Lenovo has revealed its first-quarter earnings, showing a 23-percent increase in net profit that trumps what analysts had anticipated. Among the numbers, however, was one particular tidbit of information that further solidifies perspectives on the industry as a whole: Lenovo saw greater profits from its mobile devices rather than PCs.
The PC industry has seen lagging sales for awhile now, something spurred on by the increasing proliferation of mobile devices and their ability to perform many of the functions the average user does on a laptop. As such, Lenovo has increased its mobile push – both in terms of smartphones and tablets- particularly in China.

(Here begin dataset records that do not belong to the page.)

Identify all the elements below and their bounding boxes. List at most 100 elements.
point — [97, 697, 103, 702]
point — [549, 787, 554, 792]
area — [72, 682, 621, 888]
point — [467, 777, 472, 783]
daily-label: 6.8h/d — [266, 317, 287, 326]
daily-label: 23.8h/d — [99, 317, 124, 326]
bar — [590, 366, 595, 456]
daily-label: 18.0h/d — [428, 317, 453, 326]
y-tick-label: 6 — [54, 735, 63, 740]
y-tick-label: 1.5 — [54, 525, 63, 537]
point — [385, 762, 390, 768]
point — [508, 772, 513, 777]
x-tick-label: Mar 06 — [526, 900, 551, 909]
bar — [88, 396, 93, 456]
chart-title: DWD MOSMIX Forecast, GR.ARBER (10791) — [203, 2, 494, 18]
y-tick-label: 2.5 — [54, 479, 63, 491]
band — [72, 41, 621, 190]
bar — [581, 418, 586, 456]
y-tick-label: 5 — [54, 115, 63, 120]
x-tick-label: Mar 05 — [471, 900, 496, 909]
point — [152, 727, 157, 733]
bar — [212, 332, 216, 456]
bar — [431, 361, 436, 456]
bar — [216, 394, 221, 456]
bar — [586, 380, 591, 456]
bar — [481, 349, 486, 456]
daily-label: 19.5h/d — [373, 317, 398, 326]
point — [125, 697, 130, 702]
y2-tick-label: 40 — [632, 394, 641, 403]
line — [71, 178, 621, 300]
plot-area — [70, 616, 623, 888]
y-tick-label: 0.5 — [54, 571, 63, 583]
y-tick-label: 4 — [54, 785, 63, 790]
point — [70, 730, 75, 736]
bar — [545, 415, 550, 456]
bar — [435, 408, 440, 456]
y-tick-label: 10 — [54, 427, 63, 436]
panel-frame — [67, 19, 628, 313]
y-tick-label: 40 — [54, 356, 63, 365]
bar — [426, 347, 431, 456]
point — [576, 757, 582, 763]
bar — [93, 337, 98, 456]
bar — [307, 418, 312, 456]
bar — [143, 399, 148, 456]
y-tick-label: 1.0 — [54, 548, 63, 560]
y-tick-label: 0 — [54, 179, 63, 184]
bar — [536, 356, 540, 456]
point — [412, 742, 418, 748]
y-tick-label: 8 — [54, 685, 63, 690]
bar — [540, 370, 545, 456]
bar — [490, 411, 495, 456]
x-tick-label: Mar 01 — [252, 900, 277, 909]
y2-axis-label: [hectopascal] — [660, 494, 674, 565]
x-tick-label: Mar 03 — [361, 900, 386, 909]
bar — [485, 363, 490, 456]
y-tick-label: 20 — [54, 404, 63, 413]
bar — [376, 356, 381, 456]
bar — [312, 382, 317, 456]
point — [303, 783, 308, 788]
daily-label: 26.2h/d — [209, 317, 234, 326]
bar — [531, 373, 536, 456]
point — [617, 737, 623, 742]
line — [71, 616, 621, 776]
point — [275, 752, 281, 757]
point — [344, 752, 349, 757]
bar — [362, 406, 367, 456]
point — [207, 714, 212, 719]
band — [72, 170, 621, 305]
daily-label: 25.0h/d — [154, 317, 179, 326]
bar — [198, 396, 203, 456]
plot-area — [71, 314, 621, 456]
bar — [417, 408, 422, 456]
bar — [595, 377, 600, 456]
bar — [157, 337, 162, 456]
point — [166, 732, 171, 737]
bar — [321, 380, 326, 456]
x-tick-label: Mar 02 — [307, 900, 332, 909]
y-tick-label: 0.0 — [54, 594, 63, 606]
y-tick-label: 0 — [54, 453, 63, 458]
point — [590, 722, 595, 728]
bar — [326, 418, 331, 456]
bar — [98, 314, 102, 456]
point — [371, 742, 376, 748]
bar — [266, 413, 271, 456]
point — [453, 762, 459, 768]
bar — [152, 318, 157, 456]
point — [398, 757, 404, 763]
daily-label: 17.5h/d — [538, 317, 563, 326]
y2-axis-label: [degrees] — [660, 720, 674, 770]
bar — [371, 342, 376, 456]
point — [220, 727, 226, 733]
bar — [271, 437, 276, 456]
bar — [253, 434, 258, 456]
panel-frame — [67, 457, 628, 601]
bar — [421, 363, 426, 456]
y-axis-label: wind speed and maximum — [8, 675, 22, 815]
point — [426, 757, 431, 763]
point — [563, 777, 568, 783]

The total number of sales between its smartphones and tablets resulted in higher revenues than from its PC division. In particular, the company has seen its mobile revenues soar as its sales rise in China, currently the largest smartphone market in the world, take off. This could increase further in the coming months as Lenovo expands handset sales into the US and other markets.
As far as the actual earnings go, Lenovo made $174 million USD in the first quarter, a number that tops the estimated $166 million in earnings that were expected. During this quarter, the company also saw its market share increase to 4.7-percent, jumping a rung ahead of previously-dominant ZTE Corporation, according to numbers by research firm IDC.
Overall, Lenovo saw its quarterly revenues rise to $8.8 billion, a 9.7-percent increase. The gross profit margin, meanwhile, increased a slight 0.5-percent year-on-year. It is expected the company’s margins will increase as revenue from its Mobile Internet and Digital home division hits 25-percent by March 2015.